Official figures show the Bank of England’s estimate for GDP growth next year was recently downgraded to 1.25%. If consumers cut back on spending further, this could slow further – and stall the UK’s attempts to rebound from the Covid-19 recession of 2020. According to Claro Money, men were less likely to scale back on spending, and the largest portion of 31% would spend savings before doing so – but a larger 39% of women said they would sooner scale back on spending.

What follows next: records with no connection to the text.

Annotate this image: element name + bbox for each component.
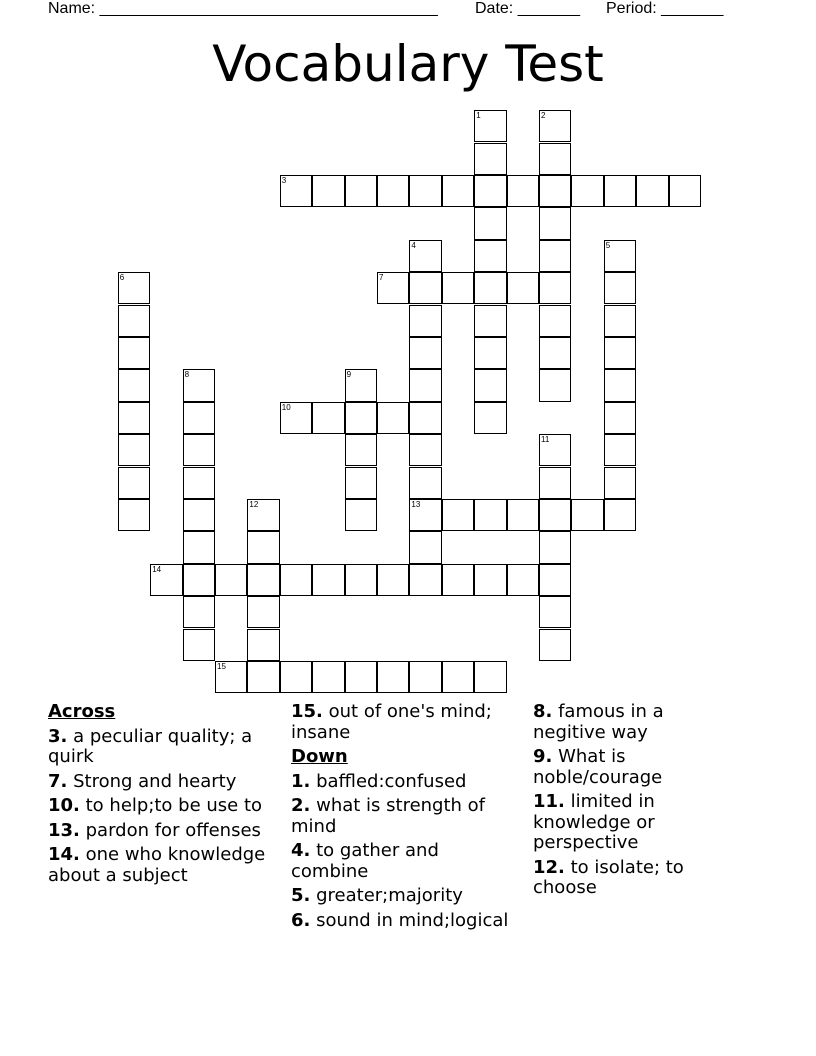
clue-across-14: 14. one who knowledge about a subject bbox=[48, 844, 266, 886]
grid-cell[interactable] bbox=[183, 629, 215, 661]
grid-cell[interactable] bbox=[539, 143, 571, 175]
clue-across-7: 7. Strong and hearty bbox=[48, 770, 237, 792]
down-heading: Down bbox=[291, 746, 348, 767]
across-heading: Across bbox=[48, 701, 116, 722]
clue-number-10: 10 bbox=[281, 402, 291, 412]
grid-cell[interactable] bbox=[183, 499, 215, 531]
grid-cell[interactable] bbox=[280, 661, 312, 693]
period-field-label[interactable]: Period: _______ bbox=[606, 0, 724, 17]
grid-cell[interactable] bbox=[539, 531, 571, 563]
clue-number-1: 1 bbox=[476, 111, 481, 121]
clue-down-2: 2. what is strength of mind bbox=[291, 795, 486, 837]
clue-across-15: 15. out of one's mind; insane bbox=[291, 701, 492, 743]
clue-down-9: 9. What is noble/courage bbox=[533, 746, 663, 788]
clue-number-2: 2 bbox=[541, 111, 546, 121]
clue-down-5: 5. greater;majority bbox=[291, 885, 463, 906]
grid-cell[interactable] bbox=[118, 305, 150, 337]
grid-cell[interactable] bbox=[604, 272, 636, 304]
grid-cell[interactable] bbox=[118, 402, 150, 434]
grid-cell[interactable] bbox=[474, 499, 506, 531]
date-field-label[interactable]: Date: _______ bbox=[475, 0, 580, 17]
clue-number-14: 14 bbox=[152, 564, 162, 574]
grid-cell[interactable] bbox=[118, 467, 150, 499]
grid-cell[interactable] bbox=[539, 337, 571, 369]
page-title: Vocabulary Test bbox=[212, 35, 604, 93]
grid-cell[interactable] bbox=[118, 369, 150, 401]
grid-cell[interactable] bbox=[247, 661, 279, 693]
grid-cell[interactable] bbox=[247, 596, 279, 628]
grid-cell[interactable] bbox=[442, 564, 474, 596]
clue-number-9: 9 bbox=[346, 370, 352, 380]
grid-cell[interactable] bbox=[474, 207, 506, 239]
clue-down-8: 8. famous in a negitive way bbox=[533, 701, 664, 743]
grid-cell[interactable] bbox=[474, 661, 506, 693]
clue-column-3 bbox=[533, 702, 733, 903]
grid-cell[interactable] bbox=[247, 531, 279, 563]
grid-cell[interactable] bbox=[539, 564, 571, 596]
grid-cell[interactable] bbox=[539, 207, 571, 239]
grid-cell[interactable] bbox=[183, 402, 215, 434]
grid-cell[interactable] bbox=[118, 434, 150, 466]
grid-cell[interactable] bbox=[183, 596, 215, 628]
clue-number-12: 12 bbox=[249, 499, 259, 509]
grid-cell[interactable] bbox=[247, 564, 279, 596]
grid-cell[interactable] bbox=[409, 175, 441, 207]
grid-cell[interactable] bbox=[474, 369, 506, 401]
grid-cell[interactable] bbox=[539, 596, 571, 628]
grid-cell[interactable] bbox=[507, 272, 539, 304]
grid-cell[interactable] bbox=[409, 272, 441, 304]
grid-cell[interactable] bbox=[409, 531, 441, 563]
grid-cell[interactable] bbox=[474, 272, 506, 304]
grid-cell[interactable] bbox=[442, 499, 474, 531]
grid-cell[interactable] bbox=[345, 661, 377, 693]
clue-across-13: 13. pardon for offenses bbox=[48, 819, 261, 841]
clue-down-12: 12. to isolate; to choose bbox=[533, 856, 684, 898]
clue-column-2 bbox=[291, 702, 516, 935]
grid-cell[interactable] bbox=[604, 467, 636, 499]
clue-number-4: 4 bbox=[411, 240, 416, 250]
grid-cell[interactable] bbox=[571, 499, 603, 531]
grid-cell[interactable] bbox=[474, 305, 506, 337]
grid-cell[interactable] bbox=[377, 402, 409, 434]
grid-cell[interactable] bbox=[571, 175, 603, 207]
grid-cell[interactable] bbox=[474, 240, 506, 272]
grid-cell[interactable] bbox=[409, 661, 441, 693]
grid-cell[interactable] bbox=[539, 175, 571, 207]
grid-cell[interactable] bbox=[409, 467, 441, 499]
grid-cell[interactable] bbox=[539, 499, 571, 531]
grid-cell[interactable] bbox=[312, 175, 344, 207]
grid-cell[interactable] bbox=[312, 402, 344, 434]
grid-cell[interactable] bbox=[312, 661, 344, 693]
grid-cell[interactable] bbox=[345, 499, 377, 531]
grid-cell[interactable] bbox=[345, 434, 377, 466]
name-field-label[interactable]: Name: ______________________________________ bbox=[48, 0, 438, 17]
grid-cell[interactable] bbox=[474, 337, 506, 369]
grid-cell[interactable] bbox=[474, 402, 506, 434]
grid-cell[interactable] bbox=[183, 564, 215, 596]
clue-number-7: 7 bbox=[379, 273, 384, 283]
grid-cell[interactable] bbox=[604, 434, 636, 466]
grid-cell[interactable] bbox=[474, 564, 506, 596]
grid-cell[interactable] bbox=[377, 175, 409, 207]
grid-cell[interactable] bbox=[409, 434, 441, 466]
grid-cell[interactable] bbox=[215, 564, 247, 596]
clue-down-1: 1. baffled:confused bbox=[291, 770, 467, 792]
grid-cell[interactable] bbox=[474, 143, 506, 175]
clue-across-3: 3. a peculiar quality; a quirk bbox=[48, 725, 253, 767]
grid-cell[interactable] bbox=[377, 661, 409, 693]
grid-cell[interactable] bbox=[539, 629, 571, 661]
grid-cell[interactable] bbox=[539, 369, 571, 401]
grid-cell[interactable] bbox=[118, 337, 150, 369]
grid-cell[interactable] bbox=[539, 467, 571, 499]
clue-down-11: 11. limited in knowledge or perspective bbox=[533, 791, 655, 853]
grid-cell[interactable] bbox=[345, 175, 377, 207]
grid-cell[interactable] bbox=[474, 175, 506, 207]
grid-cell[interactable] bbox=[539, 305, 571, 337]
grid-cell[interactable] bbox=[280, 564, 312, 596]
grid-cell[interactable] bbox=[636, 175, 668, 207]
grid-cell[interactable] bbox=[345, 402, 377, 434]
grid-cell[interactable] bbox=[539, 272, 571, 304]
grid-cell[interactable] bbox=[183, 467, 215, 499]
clue-down-4: 4. to gather and combine bbox=[291, 840, 439, 882]
grid-cell[interactable] bbox=[312, 564, 344, 596]
grid-cell[interactable] bbox=[442, 272, 474, 304]
grid-cell[interactable] bbox=[183, 434, 215, 466]
grid-cell[interactable] bbox=[507, 175, 539, 207]
grid-cell[interactable] bbox=[604, 499, 636, 531]
clue-number-13: 13 bbox=[411, 499, 421, 509]
grid-cell[interactable] bbox=[604, 402, 636, 434]
clue-column-1 bbox=[48, 702, 280, 890]
clue-number-3: 3 bbox=[281, 175, 287, 185]
clue-number-5: 5 bbox=[605, 240, 611, 250]
grid-cell[interactable] bbox=[118, 499, 150, 531]
grid-cell[interactable] bbox=[409, 369, 441, 401]
grid-cell[interactable] bbox=[604, 369, 636, 401]
grid-cell[interactable] bbox=[604, 305, 636, 337]
grid-cell[interactable] bbox=[507, 499, 539, 531]
grid-cell[interactable] bbox=[345, 467, 377, 499]
grid-cell[interactable] bbox=[409, 337, 441, 369]
clue-down-6: 6. sound in mind;logical bbox=[291, 909, 509, 931]
grid-cell[interactable] bbox=[442, 661, 474, 693]
grid-cell[interactable] bbox=[409, 402, 441, 434]
clue-number-11: 11 bbox=[541, 435, 550, 445]
clue-number-8: 8 bbox=[184, 370, 190, 380]
clue-number-15: 15 bbox=[217, 661, 226, 671]
grid-cell[interactable] bbox=[604, 175, 636, 207]
grid-cell[interactable] bbox=[409, 305, 441, 337]
clue-number-6: 6 bbox=[119, 273, 125, 283]
clue-across-10: 10. to help;to be use to bbox=[48, 795, 263, 816]
grid-cell[interactable] bbox=[247, 629, 279, 661]
grid-cell[interactable] bbox=[442, 175, 474, 207]
grid-cell[interactable] bbox=[183, 531, 215, 563]
grid-cell[interactable] bbox=[669, 175, 701, 207]
grid-cell[interactable] bbox=[345, 564, 377, 596]
grid-cell[interactable] bbox=[377, 564, 409, 596]
grid-cell[interactable] bbox=[409, 564, 441, 596]
grid-cell[interactable] bbox=[507, 564, 539, 596]
grid-cell[interactable] bbox=[539, 240, 571, 272]
grid-cell[interactable] bbox=[604, 337, 636, 369]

For those looking to maintain spending and savings, meanwhile, many are looking to lenders – a risky strategy in its own right. As was the case before the 2008 recession, credit cards are regularly being utilised by UK residents as a way to pay the bills, in lieu of salaries rising with inflation. Around one-tenth of consumers are choosing this option. Meanwhile, 10% of respondents had already had to ask friends and family to loan them money or food in hard times. This rose to 15% among those with children or dependents.
Other options are few and far between for most consumers. The study found 15% would choose to sell something they own to make up income shortfalls – but working overtime to bring in more money each month was only an option for 12%.
Sarah Brill, Financial Coach at Claro Money, commented, “It’s such a shame to see hard work go to waste as savings are being called upon to meet the daily cost of living with inflation increases at a 30-year high… Turning to savings when we have them is fine, but we would urge people to practice mindful spending. This means making a note of what you take out of your savings account and making a realistic plan to replace this when you can. Without doing this, it can be easy to deplete funds entirely and have nothing to fall back on, feeling deflated and unmotivated to get back into good money habits like having savings and making those future finance goals to benefit us later in life.”